Es tut sich was im Land der unbegrenzten Effizienzfantasien: Die Behörde für Einwanderungs- und Zollvollzug (ICE) hat ein Pilotprojekt gestartet, das den amerikanischen Erfindergeist in neue Höhen katapultiert. Warum sollten staatliche Beamte mühselig Adressen verifizieren, wenn doch eine unerschöpfliche Ressource direkt vor der eigenen Haustür sitzt: gelangweilte Rentner mit ungebrochener staatstragender Abenteuerlust?

Das Projekt trägt den Namen „Bürger-Detektive“ – wie schön! – eine Art „America’s Next Top Schnüffler“. Endlich erkennt man, welch ungehobener Schatz jahrelang vor sich hin moderte: ehemalige Polizisten und Militärveteranen, die bisher darauf reduziert waren, Eichhörnchen im Vorgarten zu beobachten oder beim Golfen den eigenen Schlag zu verschätzen. Jetzt dürfen sie wieder tun, was sie am besten können: gucken, merken, melden.

Und weil Bürokratie bekanntlich der natürliche Feind des Patriotismus ist, hat man sich den Schnickschnack mit diesen lästigen Privatdetektiv-Lizenzen gespart. Wozu Papier, wenn man pure Heldenkraft haben kann? Ein Militärhintergrund ist schließlich ein Allzweckzertifikat – ungefähr so wie ein Waffenschein, aber mit emotionaler Komponente.

Für jede erfolgreich verifizierte Adresse winken 300 Dollar. Natürlich nicht als schnöder Lohn – wer käme auf so etwas? – sondern als symbolische Ermunterung, ein kleines Leckerli fürs Vaterland. Eine Art patriotisches Trinkgeld. Eine Crowdfunding-Kampagne für sichere Grenzen, bei der Rentner:innen endlich das tun dürfen, was sie im Herzen schon immer waren: Micro-Influencer der Inneren Sicherheit.

Die wichtigste Regel des Programms: „Sprich nicht mit den Nachbarn.“ Man schützt damit deren Privatsphäre. Außerdem fördert es die Tugend der stillen Observation: eine Kunstform, die seit der Erfindung des Smartphones praktisch ausgestorben war.
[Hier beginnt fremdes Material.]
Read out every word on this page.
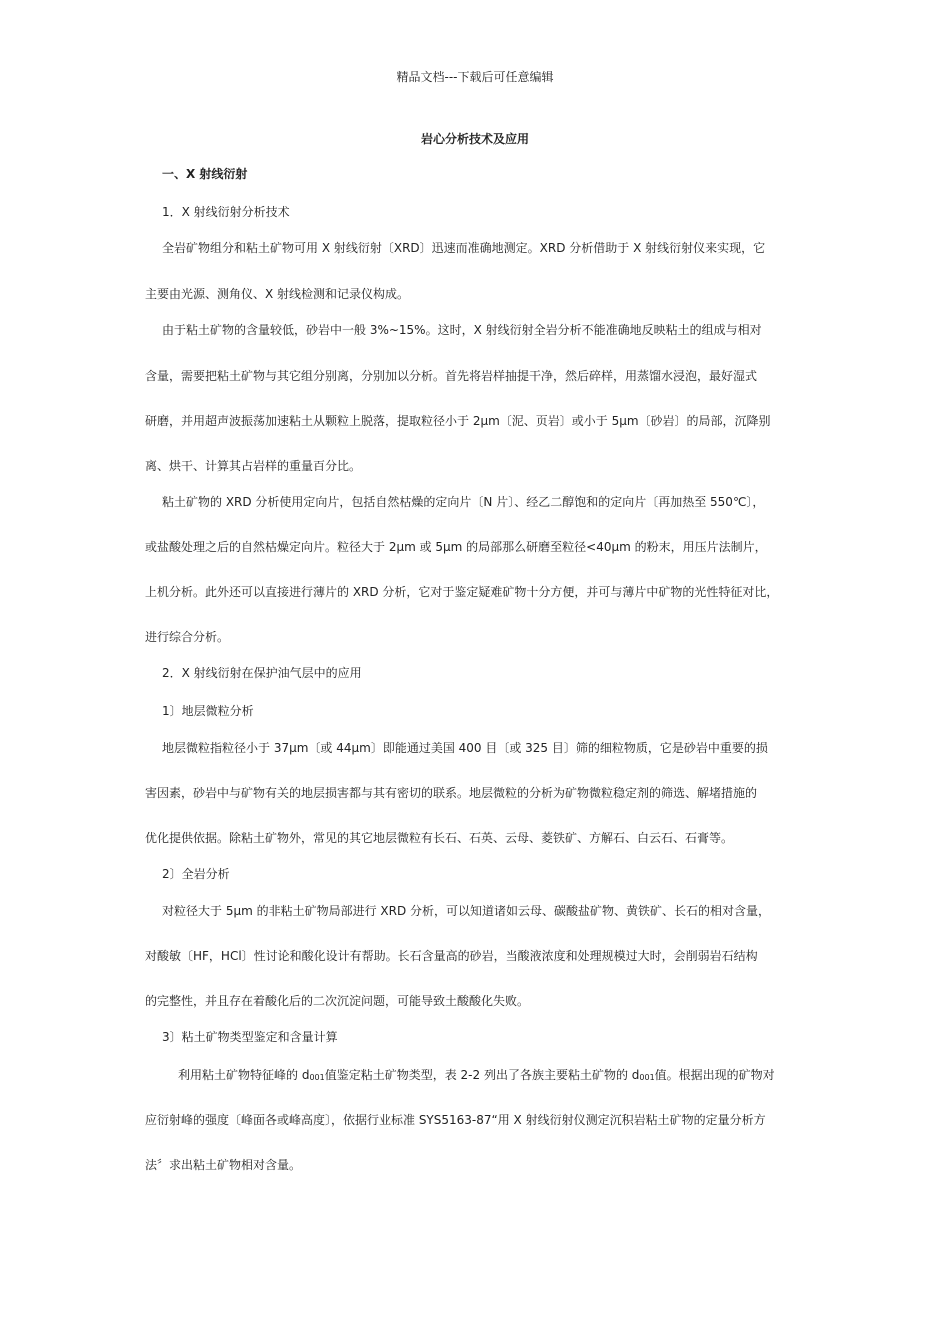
精品文档---下载后可任意编辑
岩心分析技术及应用
一、X 射线衍射
1．X 射线衍射分析技术
全岩矿物组分和粘土矿物可用 X 射线衍射〔XRD〕迅速而准确地测定。XRD 分析借助于 X 射线衍射仪来实现，它
主要由光源、测角仪、X 射线检测和记录仪构成。
由于粘土矿物的含量较低，砂岩中一般 3%~15%。这时，X 射线衍射全岩分析不能准确地反映粘土的组成与相对
含量，需要把粘土矿物与其它组分别离，分别加以分析。首先将岩样抽提干净，然后碎样，用蒸馏水浸泡，最好湿式
研磨，并用超声波振荡加速粘土从颗粒上脱落，提取粒径小于 2μm〔泥、页岩〕或小于 5μm〔砂岩〕的局部，沉降别
离、烘干、计算其占岩样的重量百分比。
粘土矿物的 XRD 分析使用定向片，包括自然枯燥的定向片〔N 片〕、经乙二醇饱和的定向片〔再加热至 550℃〕，
或盐酸处理之后的自然枯燥定向片。粒径大于 2μm 或 5μm 的局部那么研磨至粒径<40μm 的粉末，用压片法制片，
上机分析。此外还可以直接进行薄片的 XRD 分析，它对于鉴定疑难矿物十分方便，并可与薄片中矿物的光性特征对比，
进行综合分析。
2．X 射线衍射在保护油气层中的应用
1〕地层微粒分析
地层微粒指粒径小于 37μm〔或 44μm〕即能通过美国 400 目〔或 325 目〕筛的细粒物质，它是砂岩中重要的损
害因素，砂岩中与矿物有关的地层损害都与其有密切的联系。地层微粒的分析为矿物微粒稳定剂的筛选、解堵措施的
优化提供依据。除粘土矿物外，常见的其它地层微粒有长石、石英、云母、菱铁矿、方解石、白云石、石膏等。
2〕全岩分析
对粒径大于 5μm 的非粘土矿物局部进行 XRD 分析，可以知道诸如云母、碳酸盐矿物、黄铁矿、长石的相对含量，
对酸敏〔HF，HCl〕性讨论和酸化设计有帮助。长石含量高的砂岩，当酸液浓度和处理规模过大时，会削弱岩石结构
的完整性，并且存在着酸化后的二次沉淀问题，可能导致土酸酸化失败。
3〕粘土矿物类型鉴定和含量计算
利用粘土矿物特征峰的 d001值鉴定粘土矿物类型，表 2-2 列出了各族主要粘土矿物的 d001值。根据出现的矿物对
应衍射峰的强度〔峰面各或峰高度〕，依据行业标准 SYS5163-87“用 X 射线衍射仪测定沉积岩粘土矿物的定量分析方
法〞求出粘土矿物相对含量。
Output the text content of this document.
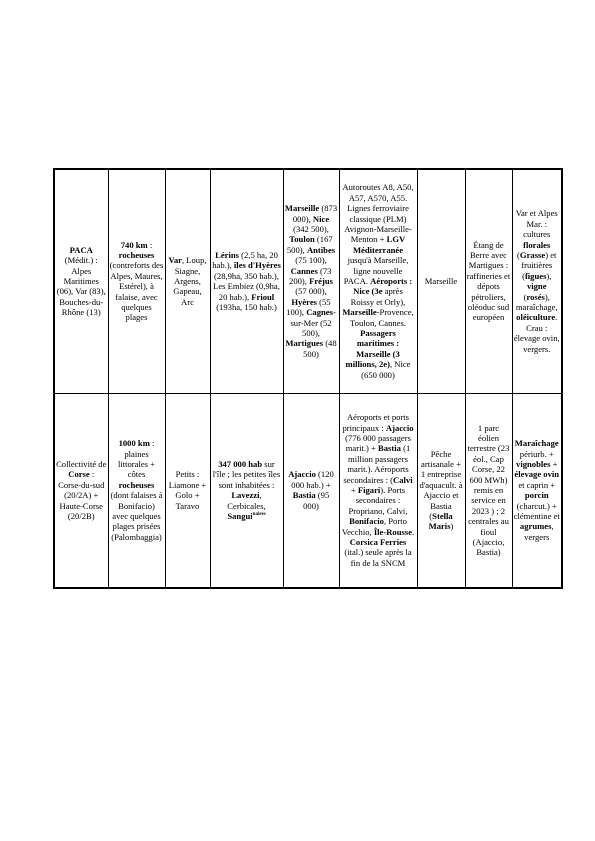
PACA (Médit.) : Alpes Maritimes (06), Var (83), Bouches-du-Rhône (13)	740 km : rocheuses (contreforts des Alpes, Maures, Estérel), à falaise, avec quelques plages	Var, Loup, Siagne, Argens, Gapeau, Arc	Lérins (2,5 ha, 20 hab.), îles d'Hyères (28,9ha, 350 hab.), Les Embiez (0,9ha, 20 hab.), Frioul (193ha, 150 hab.)	Marseille (873 000), Nice (342 500), Toulon (167 500), Antibes (75 100), Cannes (73 200), Fréjus (57 000), Hyères (55 100), Cagnes-sur-Mer (52 500), Martigues (48 500)	Autoroutes A8, A50, A57, A570, A55. Lignes ferroviaire classique (PLM) Avignon-Marseille-Menton + LGV Méditerranée jusqu'à Marseille, ligne nouvelle PACA. Aéroports : Nice (3e après Roissy et Orly), Marseille-Provence, Toulon, Cannes. Passagers maritimes : Marseille (3 millions, 2e), Nice (650 000)	Marseille	Étang de Berre avec Martigues : raffineries et dépots pétroliers, oléoduc sud européen	Var et Alpes Mar. : cultures florales (Grasse) et fruitières (figues), vigne (rosés), maraîchage, oléiculture. Crau : élevage ovin, vergers.
Collectivité de Corse : Corse-du-sud (20/2A) + Haute-Corse (20/2B)	1000 km : plaines littorales + côtes rocheuses (dont falaises à Bonifacio) avec quelques plages prisées (Palombaggia)	Petits : Liamone + Golo + Taravo	347 000 hab sur l'île ; les petites îles sont inhabitées : Lavezzi, Cerbicales, Sangui$^{naires}$	Ajaccio (120 000 hab.) + Bastia (95 000)	Aéroports et ports principaux : Ajaccio (776 000 passagers marit.) + Bastia (1 million passagers marit.). Aéroports secondaires : (Calvi + Figari). Ports secondaires : Propriano, Calvi, Bonifacio, Porto Vecchio, Île-Rousse. Corsica Ferries (ital.) seule après la fin de la SNCM	Pêche artisanale + 1 entreprise d'aquacult. à Ajaccio et Bastia (Stella Maris)	1 parc éolien terrestre (23 éol., Cap Corse, 22 600 MWh) remis en service en 2023 ) ; 2 centrales au fioul (Ajaccio, Bastia)	Maraîchage périurb. + vignobles + élevage ovin et caprin + porcin (charcut.) + clémentine et agrumes, vergers
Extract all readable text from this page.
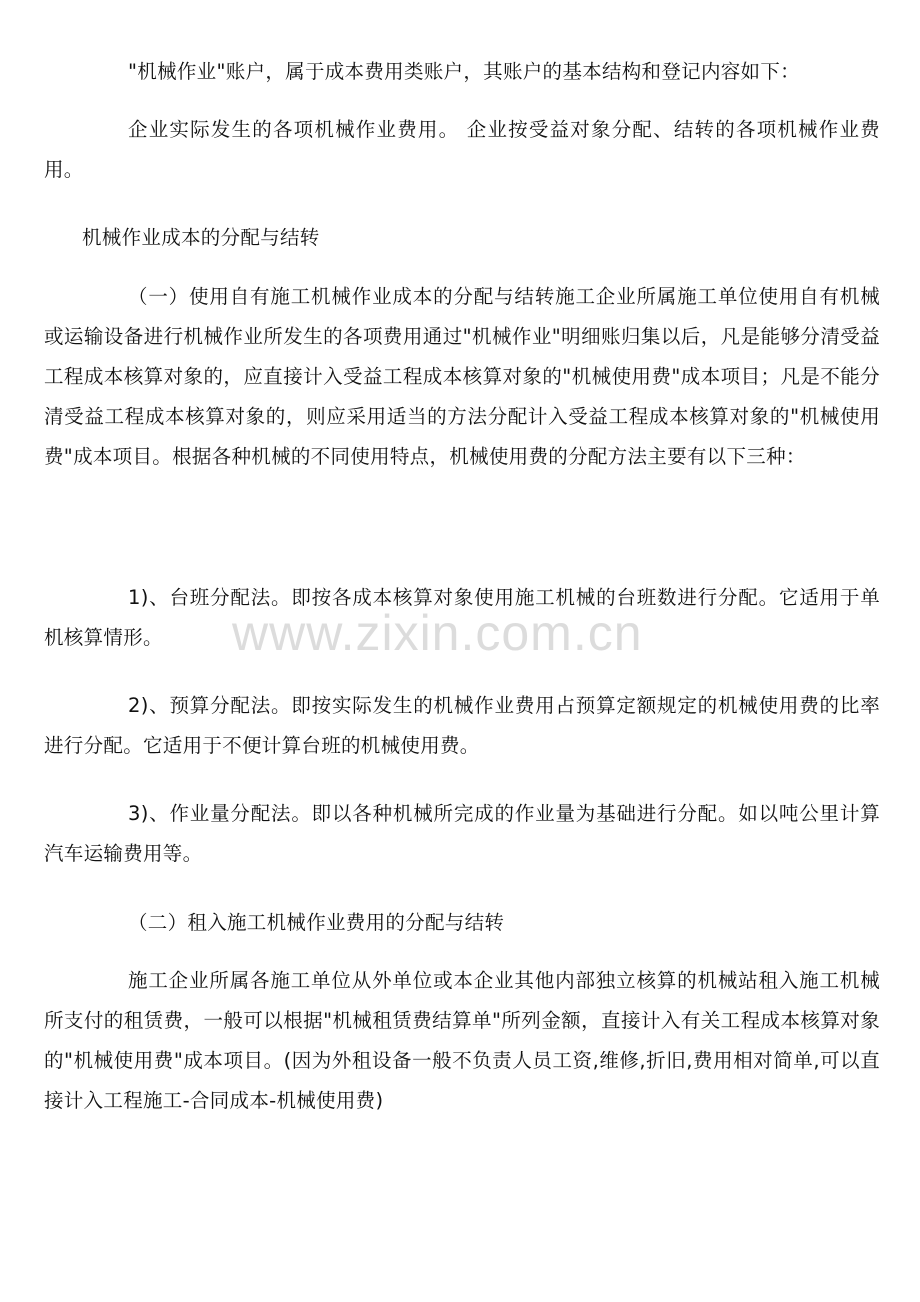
"机械作业"账户，属于成本费用类账户，其账户的基本结构和登记内容如下：

企业实际发生的各项机械作业费用。 企业按受益对象分配、结转的各项机械作业费用。

机械作业成本的分配与结转

（一）使用自有施工机械作业成本的分配与结转施工企业所属施工单位使用自有机械或运输设备进行机械作业所发生的各项费用通过"机械作业"明细账归集以后，凡是能够分清受益工程成本核算对象的，应直接计入受益工程成本核算对象的"机械使用费"成本项目；凡是不能分清受益工程成本核算对象的，则应采用适当的方法分配计入受益工程成本核算对象的"机械使用费"成本项目。根据各种机械的不同使用特点，机械使用费的分配方法主要有以下三种：

1)、台班分配法。即按各成本核算对象使用施工机械的台班数进行分配。它适用于单机核算情形。

2)、预算分配法。即按实际发生的机械作业费用占预算定额规定的机械使用费的比率进行分配。它适用于不便计算台班的机械使用费。

3)、作业量分配法。即以各种机械所完成的作业量为基础进行分配。如以吨公里计算汽车运输费用等。

（二）租入施工机械作业费用的分配与结转

施工企业所属各施工单位从外单位或本企业其他内部独立核算的机械站租入施工机械所支付的租赁费，一般可以根据"机械租赁费结算单"所列金额，直接计入有关工程成本核算对象的"机械使用费"成本项目。(因为外租设备一般不负责人员工资,维修,折旧,费用相对简单,可以直接计入工程施工-合同成本-机械使用费)

www.zixin.com.cn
Klar, es gibt Menschen, die das Ganze für „gefährlich“ halten oder von „Auslagerung staatlicher Gewalt“ sprechen. Diese Bedenkenträger haben das revolutionäre Potenzial dieses Programms nicht verstanden. Es ist eine Win-Win-Win-Situation!
• Win für die Rentner: Endlich wieder Action, ein Taschengeld und das erhebende Gefühl, an der Frontlinie der Nachbarschaft zu stehen – diesmal ohne Schusswechsel.
• Win für die Steuerzahler: Warum teure Beamte bezahlen, wenn man staatsnahe Gig-Worker haben kann?
• Win für die Nation: Adressen werden überprüft. Ob danach eine Familie verschwindet oder nicht – das ist eine Fußnote, und Fußnoten liest doch eh keiner.

Wir feiern heute nicht etwa die Rückkehr des Kopfgeldjägerwesens im Seniorenformat. Nein, wir feiern den amerikanischen Pragmatismus: Wenn etwas staatlich kompliziert ist, macht man es privat improvisiert. Mögen sich viele ehemalige Helden auf LinkedIn melden, damit die Sicherheitsarchitektur der Nation weiterhin auf dem stabilsten Fundament ruht, das die USA je hervorgebracht haben: dem unbeirrbaren Enthusiasmus der Rentner.